Column family databases are probably most known because of Google’s BigTable implementation. The are very similar on the surface to relational database, but they are actually quite different beast. Some of the difference is storing data by rows (relational) vs. storing data by columns (column family databases). But a lot of the difference is conceptual in nature. You can’t apply the same sort of solutions that you used in a relational form to a column database.

That is because column databases are not relational, for that matter, they don’t even have what a RDBMS advocate would recognize as tables.
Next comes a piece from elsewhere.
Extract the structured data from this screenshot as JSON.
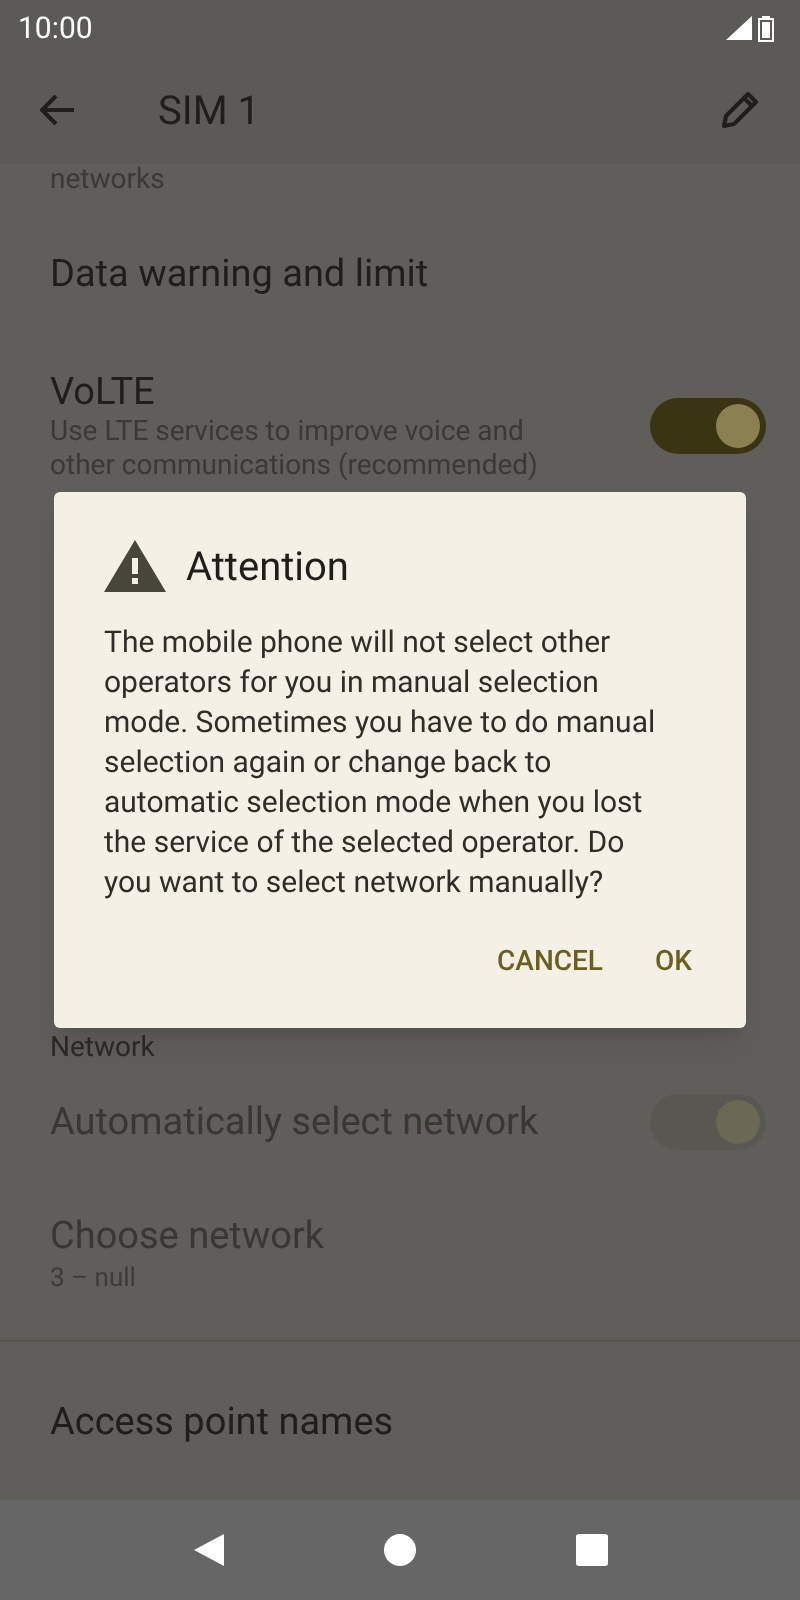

Nitpicker corner: this post is about the concept, I am going to ignore actual implementation details where they don’t illustrate the actual concepts.

Note: If you want more information, I highly recommend this post, explaining about data modeling in a column database.

The following concepts are critical to understand how column databases work:

  • Column family
  • Super columns
  • Column

Columns and super columns in a column database are spare, meaning that they take exactly 0 bytes if they don’t have a value in them. Column families are the nearest thing that we have for a table, since they are about the only thing that you need to define upfront. Unlike a table, however, the only thing that you define in a column family is the name and the key sort options (there is no schema).

Personally, I think that column family databases are probably the best proof of leaky abstractions. Just about everything in CFDB (as I’ll call them from now on) is based around the idea of exposing the actual physical model to the users so they can make efficient use of that.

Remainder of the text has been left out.